I was still curious about rabbits. ‘If it’s so boring, how do we know the rabbits won’t come here and take Elfhelm too?’
Father Christmas smiled that reassuring smile of his. His eyes twinkled. ‘Because it was three hundred years ago. And in all that time there hasn’t been so much as a single bunny hop near Elfhelm. Whatever the rabbits are up to, they are up to it a long way away, and so there is no need to worry about anything at all. Nothing’s changed.’
That reassured me. But my face must have still looked glum, because Mary said, ‘What’s the matter, sweetheart?’
I sighed. I had always thought it best not to complain too much about life here, as there was no doubt that it was a lot better than life in Creeper’s Workhouse in London. But Mary’s stare was the kind of stare that made you have to tell the truth, so I came straight out with it.
‘School,’ I said. ‘School’s the matter.’
Mary’s head tilted in sympathy. ‘What’s wrong at school?’
‘Everything,’ I said. ‘All year it’s been a bit tricky. I’m just not good at elf subjects. They don’t make any sense to me. And I’ll never get the hang of elf mathematics . . .’

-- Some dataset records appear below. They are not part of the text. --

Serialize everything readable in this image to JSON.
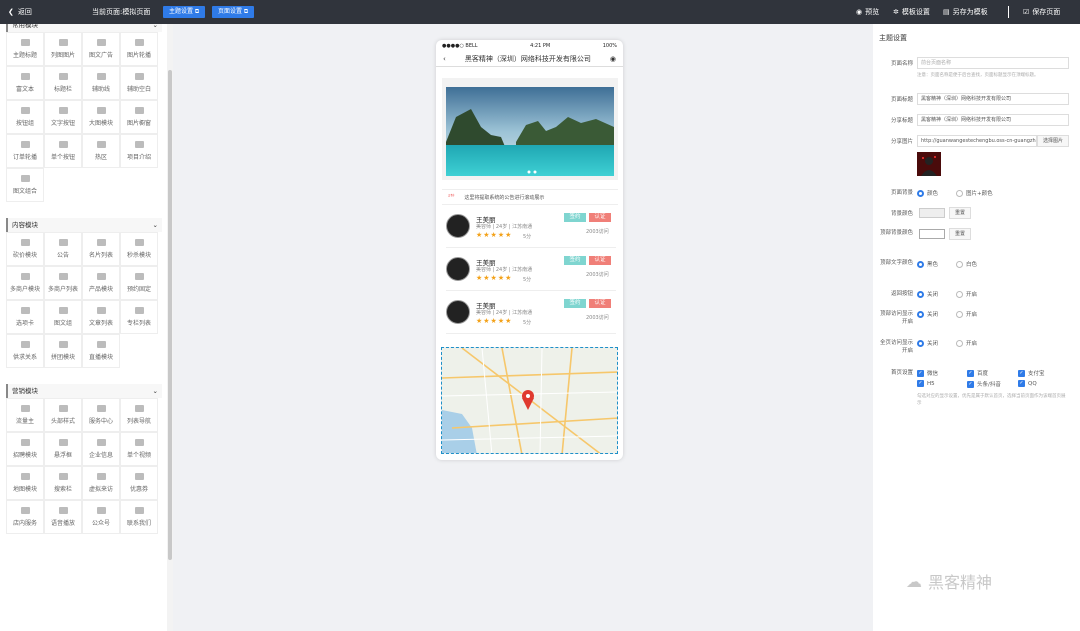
{
  "topbar": {
    "back": "返回",
    "current_label": "当前页面:",
    "current_page": "模拟页面",
    "btn_theme": "主题设置",
    "btn_page": "页面设置",
    "preview": "预览",
    "template_settings": "模板设置",
    "save_as_template": "另存为模板",
    "save_page": "保存页面"
  },
  "sidebar": {
    "groups": [
      {
        "title": "常用模块",
        "items": [
          "主题标题",
          "列图图片",
          "图文广告",
          "图片轮播",
          "富文本",
          "标题栏",
          "辅助线",
          "辅助空白",
          "按钮组",
          "文字按钮",
          "大图模块",
          "图片橱窗",
          "订单轮播",
          "单个按钮",
          "热区",
          "项目介绍",
          "图文组合"
        ]
      },
      {
        "title": "内容模块",
        "items": [
          "砍价模块",
          "公告",
          "名片列表",
          "秒杀模块",
          "多商户模块",
          "多商户列表",
          "产品模块",
          "预约固定",
          "选项卡",
          "图文组",
          "文章列表",
          "专栏列表",
          "供求关系",
          "拼团模块",
          "直播模块"
        ]
      },
      {
        "title": "营销模块",
        "items": [
          "流量主",
          "头部样式",
          "服务中心",
          "列表导航",
          "招聘模块",
          "悬浮框",
          "企业信息",
          "单个视频",
          "地图模块",
          "搜索栏",
          "虚拟来访",
          "优惠券",
          "店内服务",
          "语音播放",
          "公众号",
          "联系我们"
        ]
      }
    ]
  },
  "phone": {
    "carrier": "●●●●○ BELL",
    "time": "4:21 PM",
    "battery": "100%",
    "title": "黑客精神（深圳）网络科技开发有限公司",
    "notice": "这里将提取系统的公告进行滚动展示",
    "cards": [
      {
        "name": "王美丽",
        "meta": "美容师  |  24岁  |  江苏南通",
        "score": "5分",
        "tag1": "签约",
        "tag2": "认证",
        "sub": "2003访问"
      },
      {
        "name": "王美丽",
        "meta": "美容师  |  24岁  |  江苏南通",
        "score": "5分",
        "tag1": "签约",
        "tag2": "认证",
        "sub": "2003访问"
      },
      {
        "name": "王美丽",
        "meta": "美容师  |  24岁  |  江苏南通",
        "score": "5分",
        "tag1": "签约",
        "tag2": "认证",
        "sub": "2003访问"
      }
    ],
    "rating": 5
  },
  "settings": {
    "title": "主题设置",
    "page_name_label": "页面名称",
    "page_name_placeholder": "前台页面名称",
    "page_name_hint": "注意：页面名称是便于后台查找，页面标题显示在顶端标题。",
    "page_title_label": "页面标题",
    "page_title_value": "黑客精神（深圳）网络科技开发有限公司",
    "share_title_label": "分享标题",
    "share_title_value": "黑客精神（深圳）网络科技开发有限公司",
    "share_image_label": "分享图片",
    "share_image_value": "http://guanwangestechengbu.oss-cn-guangzhou",
    "choose_image": "选择图片",
    "bg_label": "页面背景",
    "bg_opt1": "颜色",
    "bg_opt2": "图片+颜色",
    "bgcolor_label": "背景颜色",
    "reset": "重置",
    "topbg_label": "顶部背景颜色",
    "toptext_label": "顶部文字颜色",
    "toptext_opt1": "黑色",
    "toptext_opt2": "白色",
    "backbtn_label": "返回按钮",
    "off": "关闭",
    "on": "开启",
    "toptrack_label": "顶部访问显示开启",
    "alltrack_label": "全页访问显示开启",
    "home_label": "首页设置",
    "home_items": [
      "微信",
      "百度",
      "支付宝",
      "H5",
      "头条/抖音",
      "QQ"
    ],
    "home_hint": "勾选对应的显示设置，优先是属于默认首页，选择当前页面作为该端首页展示"
  },
  "watermark": "黑客精神"
}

Father Christmas nodded. ‘Ah, yes. Elf mathematics does take some getting used to. I couldn’t believe it when I learned that the five times table here is an actual table – made of wood, with five legs. And long division is just normal division that you write down really slowly. But don’t worry. Everyone finds it hard.’
‘But they don’t,’ I said, picturing in my mind Twinkle’s hand shooting up faster than a star. ‘And it’s not just maths either. I find it all hard. I am the least cheerful singer the school has ever known, even when I really try. And Laughing Even When Times Are Tough is a really stupid subject to begin with. I mean, why should people laugh when times are tough? If times are tough, I think it is perfectly normal not to smile. You shouldn’t have to smile at everything, should you?’
‘Oh dear,’ said Father Christmas. ‘I daren’t ask about the spickle dancing.’
‘It’s terrible. Humans just aren’t made for spickle dancing.’
‘Tell me about it,’ said Mary.
‘I mean, I’m fine with the footwork but it’s the hovering in the air. That’s just impossible.’
Father Christmas winced as if a firework had just gone off. ‘Don’t say that word.’
I must have been in a very bad mood because all of a sudden I was saying it, over and over. ‘Impossible. Impossible. Impossible. Impossible.’
‘Amelia,’ said Mary, ‘you know there is no swearing in the house.’
‘But impossible shouldn’t even be a swear word. Some things simply are impossible. For an ordinary normal human being spickle dancing simply is impossible. And Practical Drimwickery is impossible. And on some Monday mornings even Happiness is impossible.’
‘Happiness is never impossible,’ said Father Christmas. ‘Nothing is impossible.